EXCELENCIA, NECESIDAD Y UTILIDADES DE LA SANTA MISA

Antes de principiar te diré que este Santo Sacrificio se llama Misa, esto es, enviada, porque representa la legación que media entre Dios y el hombre; pues Dios envía a su Hijo al altar, y de aquí la Iglesia le envía a su Eterno Padre para que interceda por los pecadores. (SAN BUENAVENTURA. In exp. Miss.).

1. Mucha paciencia se necesita para tole­rar el contagioso lenguaje de algunos liber­tinos que con frecuencia se atreven a difun­dir proposiciones escandalosas, que tienen sabor de muy pronunciado ateísmo, y son un veneno para la piedad cristiana.

«Una Misa más o menos, dicen, poco importa».

«Ya no es tan poca cosa oír la Misa los días de obligación».

«La Misa de tal sacerdote es una Misa de Semana Santa: y cuando lo veo acercarse al altar escapo de la iglesia».

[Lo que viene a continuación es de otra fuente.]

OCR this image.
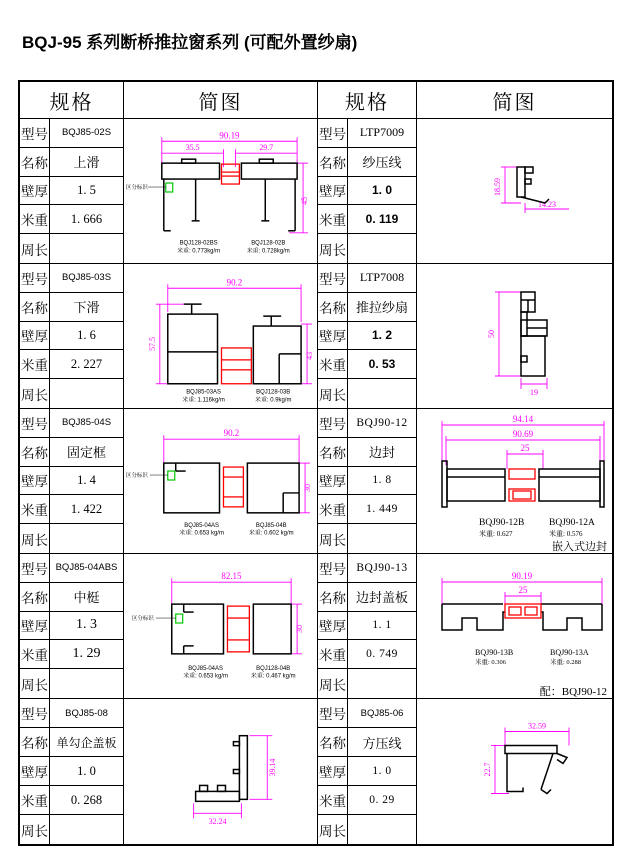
BQJ-95 系列断桥推拉窗系列 (可配外置纱扇)
规格	简图	规格	简图
型号	BQJ85-02S
名称	上滑
壁厚	1. 5
米重	1. 666
周长
90.19
35.5	29.7
45
区分标识
BQJ128-02BS
米重: 0.773kg/m
BQJ128-02B
米重: 0.728kg/m
型号	LTP7009
名称	纱压线
壁厚	1. 0
米重	0. 119
周长
18.59
14.23
型号	BQJ85-03S
名称	下滑
壁厚	1. 6
米重	2. 227
周长
90.2
57.5
43
BQJ85-03AS
米重: 1.116kg/m
BQJ128-03B
米重: 0.9kg/m
型号	LTP7008
名称 推拉纱扇
壁厚	1. 2
米重	0. 53
周长
50
19
型号	BQJ85-04S
名称	固定框
壁厚	1. 4
米重	1. 422
周长
90.2
30
区分标识
BQJ85-04AS
米重: 0.653 kg/m
BQJ85-04B
米重: 0.602 kg/m
型号 BQJ90-12
名称	边封
壁厚	1. 8
米重	1. 449
周长
94.14
90.69
25
BQJ90-12B
米重: 0.627
BQJ90-12A
米重: 0.576
嵌入式边封
型号 BQJ85-04ABS
名称	中梃
壁厚	1. 3
米重	1. 29
周长
82.15
30
区分标识
BQJ85-04AS
米重: 0.653 kg/m
BQJ128-04B
米重: 0.467 kg/m
型号 BQJ90-13
名称 边封盖板
壁厚	1. 1
米重	0. 749
周长
90.19
25
BQJ90-13B
米重: 0.306
BQJ90-13A
米重: 0.288
配：BQJ90-12
型号	BQJ85-08
名称 单勾企盖板
壁厚	1. 0
米重	0. 268
周长
39.14
32.24
型号	BQJ85-06
名称	方压线
壁厚	1. 0
米重	0. 29
周长
32.59
22.7
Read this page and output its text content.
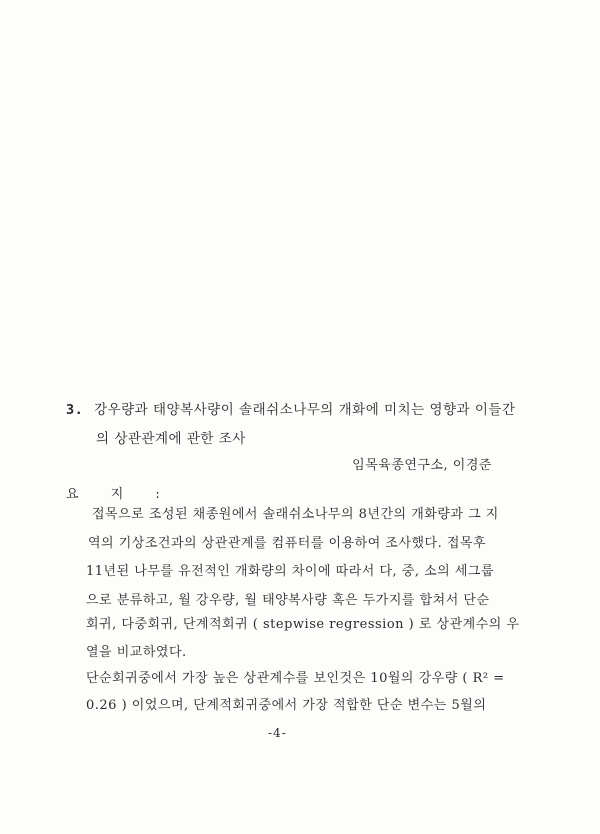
3. 강우량과 태양복사량이 솔래쉬소나무의 개화에 미치는 영향과 이들간
의 상관관계에 관한 조사
임목육종연구소, 이경준
요 지 :
접목으로 조성된 채종원에서 솔래쉬소나무의 8년간의 개화량과 그 지
역의 기상조건과의 상관관계를 컴퓨터를 이용하여 조사했다. 접목후
11년된 나무를 유전적인 개화량의 차이에 따라서 다, 중, 소의 세그룹
으로 분류하고, 월 강우량, 월 태양복사량 혹은 두가지를 합쳐서 단순
회귀, 다중회귀, 단계적회귀 ( stepwise regression ) 로 상관계수의 우
열을 비교하였다.
단순회귀중에서 가장 높은 상관계수를 보인것은 10월의 강우량 ( R² =
0.26 ) 이었으며, 단계적회귀중에서 가장 적합한 단순 변수는 5월의
-4-
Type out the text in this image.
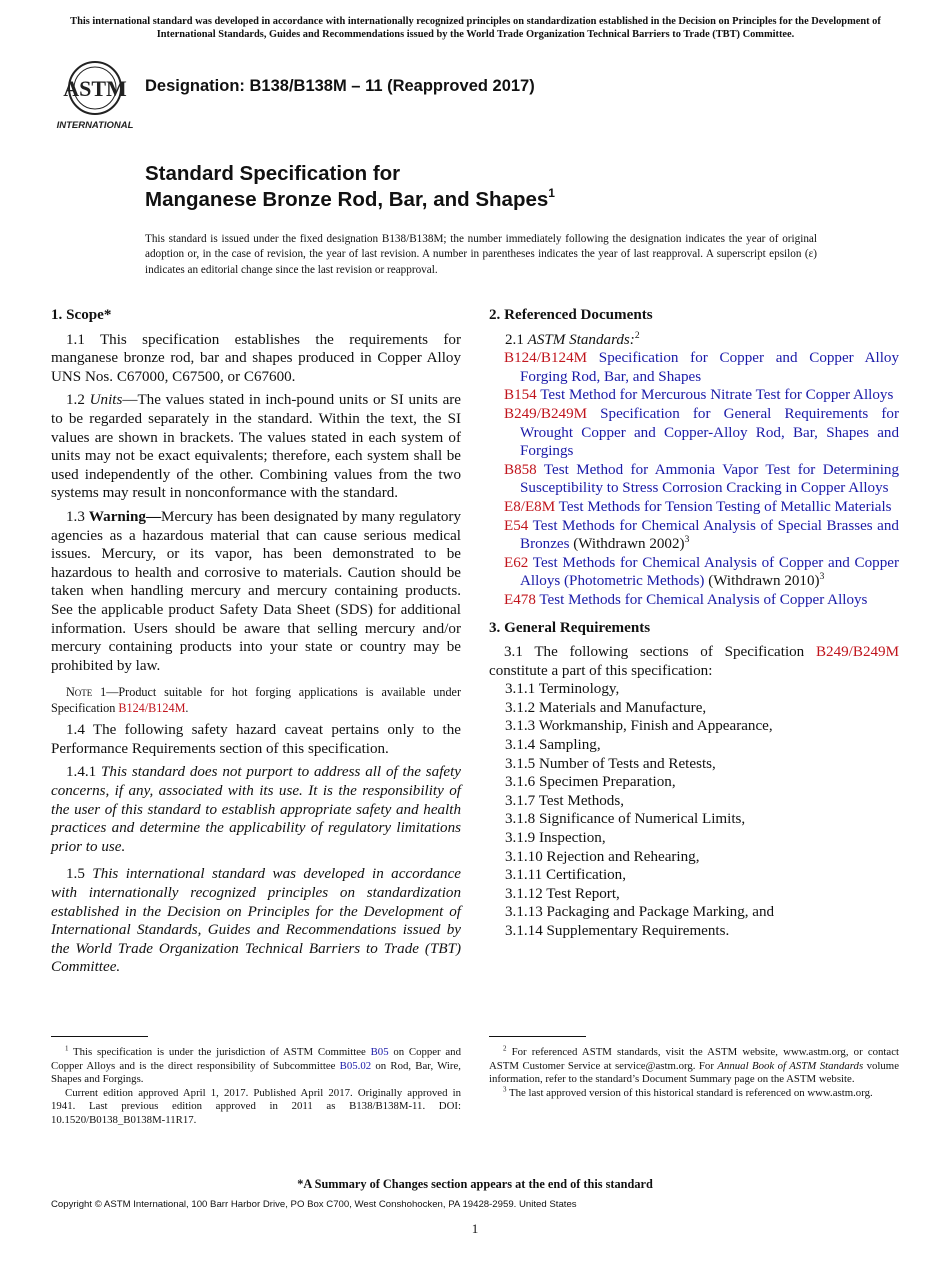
This international standard was developed in accordance with internationally recognized principles on standardization established in the Decision on Principles for the Development of International Standards, Guides and Recommendations issued by the World Trade Organization Technical Barriers to Trade (TBT) Committee.
ASTM
INTERNATIONAL
Designation: B138/B138M – 11 (Reapproved 2017)
Standard Specification for
Manganese Bronze Rod, Bar, and Shapes$^1$
This standard is issued under the fixed designation B138/B138M; the number immediately following the designation indicates the year of original adoption or, in the case of revision, the year of last revision. A number in parentheses indicates the year of last reapproval. A superscript epsilon (ε) indicates an editorial change since the last revision or reapproval.

1. Scope*

1.1 This specification establishes the requirements for manganese bronze rod, bar and shapes produced in Copper Alloy UNS Nos. C67000, C67500, or C67600.

1.2 Units—The values stated in inch-pound units or SI units are to be regarded separately in the standard. Within the text, the SI values are shown in brackets. The values stated in each system of units may not be exact equivalents; therefore, each system shall be used independently of the other. Combining values from the two systems may result in nonconformance with the standard.

1.3 Warning—Mercury has been designated by many regulatory agencies as a hazardous material that can cause serious medical issues. Mercury, or its vapor, has been demonstrated to be hazardous to health and corrosive to materials. Caution should be taken when handling mercury and mercury containing products. See the applicable product Safety Data Sheet (SDS) for additional information. Users should be aware that selling mercury and/or mercury containing products into your state or country may be prohibited by law.

Note 1—Product suitable for hot forging applications is available under Specification B124/B124M.

1.4 The following safety hazard caveat pertains only to the Performance Requirements section of this specification.

1.4.1 This standard does not purport to address all of the safety concerns, if any, associated with its use. It is the responsibility of the user of this standard to establish appropriate safety and health practices and determine the applicability of regulatory limitations prior to use.

1.5 This international standard was developed in accordance with internationally recognized principles on standardization established in the Decision on Principles for the Development of International Standards, Guides and Recommendations issued by the World Trade Organization Technical Barriers to Trade (TBT) Committee.

2. Referenced Documents

2.1 ASTM Standards:$^2$

B124/B124M Specification for Copper and Copper Alloy Forging Rod, Bar, and Shapes

B154 Test Method for Mercurous Nitrate Test for Copper Alloys

B249/B249M Specification for General Requirements for Wrought Copper and Copper-Alloy Rod, Bar, Shapes and Forgings

B858 Test Method for Ammonia Vapor Test for Determining Susceptibility to Stress Corrosion Cracking in Copper Alloys

E8/E8M Test Methods for Tension Testing of Metallic Materials

E54 Test Methods for Chemical Analysis of Special Brasses and Bronzes (Withdrawn 2002)$^3$

E62 Test Methods for Chemical Analysis of Copper and Copper Alloys (Photometric Methods) (Withdrawn 2010)$^3$

E478 Test Methods for Chemical Analysis of Copper Alloys

3. General Requirements

3.1 The following sections of Specification B249/B249M constitute a part of this specification:

3.1.1 Terminology,
3.1.2 Materials and Manufacture,
3.1.3 Workmanship, Finish and Appearance,
3.1.4 Sampling,
3.1.5 Number of Tests and Retests,
3.1.6 Specimen Preparation,
3.1.7 Test Methods,
3.1.8 Significance of Numerical Limits,
3.1.9 Inspection,
3.1.10 Rejection and Rehearing,
3.1.11 Certification,
3.1.12 Test Report,
3.1.13 Packaging and Package Marking, and
3.1.14 Supplementary Requirements.

$^1$ This specification is under the jurisdiction of ASTM Committee B05 on Copper and Copper Alloys and is the direct responsibility of Subcommittee B05.02 on Rod, Bar, Wire, Shapes and Forgings.

Current edition approved April 1, 2017. Published April 2017. Originally approved in 1941. Last previous edition approved in 2011 as B138/B138M-11. DOI: 10.1520/B0138_B0138M-11R17.

$^2$ For referenced ASTM standards, visit the ASTM website, www.astm.org, or contact ASTM Customer Service at service@astm.org. For Annual Book of ASTM Standards volume information, refer to the standard’s Document Summary page on the ASTM website.

$^3$ The last approved version of this historical standard is referenced on www.astm.org.

*A Summary of Changes section appears at the end of this standard
Copyright © ASTM International, 100 Barr Harbor Drive, PO Box C700, West Conshohocken, PA 19428-2959. United States
1
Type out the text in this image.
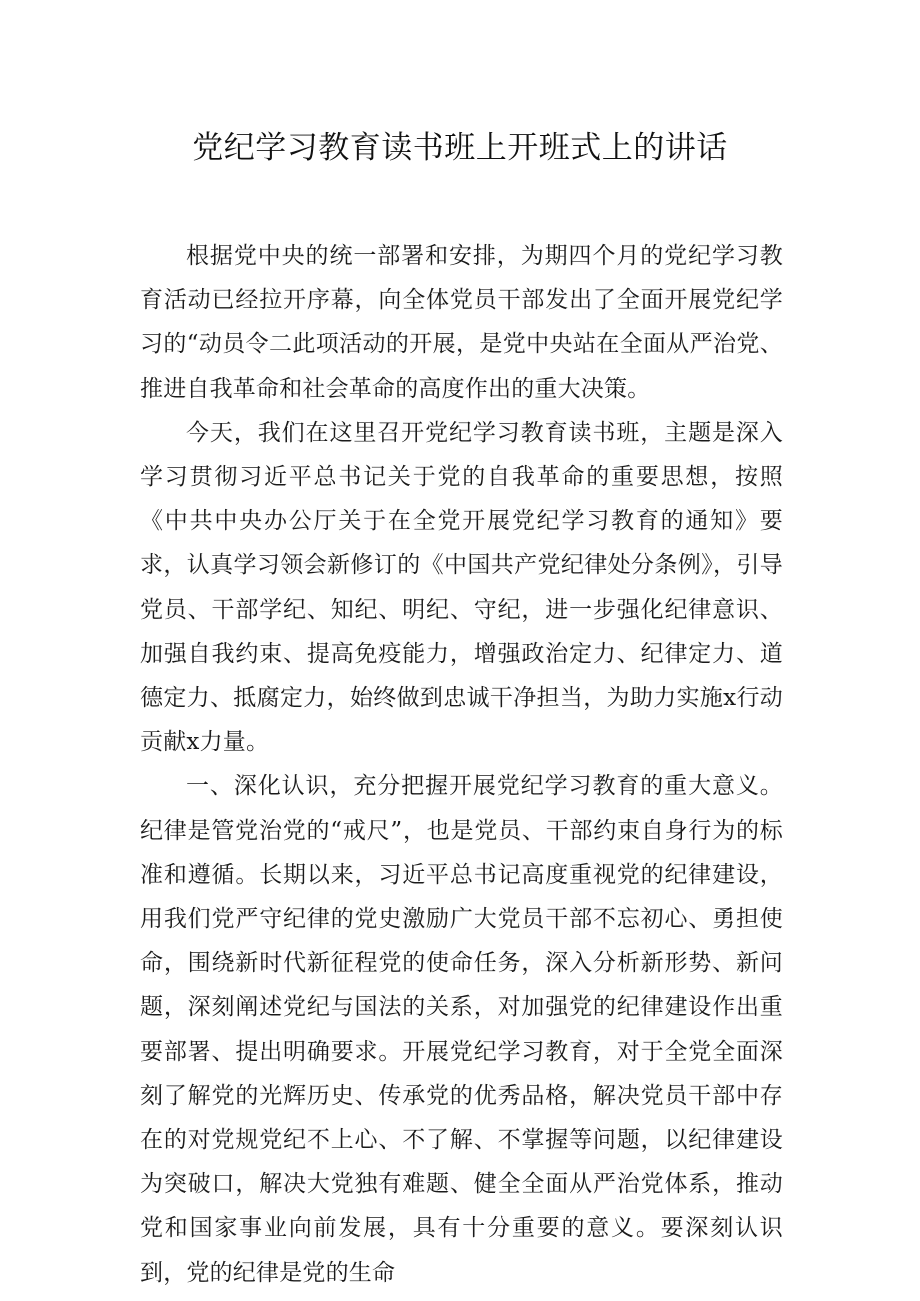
党纪学习教育读书班上开班式上的讲话

根据党中央的统一部署和安排，为期四个月的党纪学习教育活动已经拉开序幕，向全体党员干部发出了全面开展党纪学习的“动员令二此项活动的开展，是党中央站在全面从严治党、推进自我革命和社会革命的高度作出的重大决策。

今天，我们在这里召开党纪学习教育读书班，主题是深入学习贯彻习近平总书记关于党的自我革命的重要思想，按照《中共中央办公厅关于在全党开展党纪学习教育的通知》要求，认真学习领会新修订的《中国共产党纪律处分条例》，引导党员、干部学纪、知纪、明纪、守纪，进一步强化纪律意识、加强自我约束、提高免疫能力，增强政治定力、纪律定力、道德定力、抵腐定力，始终做到忠诚干净担当，为助力实施x行动贡献x力量。

一、深化认识，充分把握开展党纪学习教育的重大意义。纪律是管党治党的“戒尺”，也是党员、干部约束自身行为的标准和遵循。长期以来，习近平总书记高度重视党的纪律建设，用我们党严守纪律的党史激励广大党员干部不忘初心、勇担使命，围绕新时代新征程党的使命任务，深入分析新形势、新问题，深刻阐述党纪与国法的关系，对加强党的纪律建设作出重要部署、提出明确要求。开展党纪学习教育，对于全党全面深刻了解党的光辉历史、传承党的优秀品格，解决党员干部中存在的对党规党纪不上心、不了解、不掌握等问题，以纪律建设为突破口，解决大党独有难题、健全全面从严治党体系，推动党和国家事业向前发展，具有十分重要的意义。要深刻认识到，党的纪律是党的生命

Los que así se expresan dan bien a entender que en poco, mejor dicho, que en nada apre­cian el adorable sacrificio de la Misa. ¿Sabes, querido lector, lo que es en realidad la Santa Misa? Es el sol del mundo cristiano, el alma de la fe, el centro de la Religión católica, hacia el cual convergen todos los ritos, todas las ceremonias y todos los Sacramentos; en una palabra, es el compendio de todo lo bueno, de todo lo bello que hay en la Iglesia de Dios. Medita, pues, atentamente, piadoso lector, lo que voy a decirte en estas páginas para tu instrucción.

Artículo I

EXCELENCIA DEL SANTO SACRIFICIO DE LA MISA

2. Es una verdad incontestable, que todas las religiones que existieron desde el principio del mundo establecieron algún sacrificio que constituyó la parte esencial del culto debido a Dios: empero, como sus leyes eran o viciosas o imperfectas, también los sacrificios que prescribían participaban de sus vicios o de sus imperfecciones. Nada más vano que los sacrificios de los idólatras, y por consiguiente no hay necesidad de mencionarlos. En cuanto a los de los hebreos, aun cuando profesaban entonces la verdadera Religión, eran también pobres e imperfectos, pues sólo consistían en figuras: Infirma et egena elementa (1), según expresión del Apóstol San Pablo, porque no podían borrar los pecados ni conferir la divina gracia.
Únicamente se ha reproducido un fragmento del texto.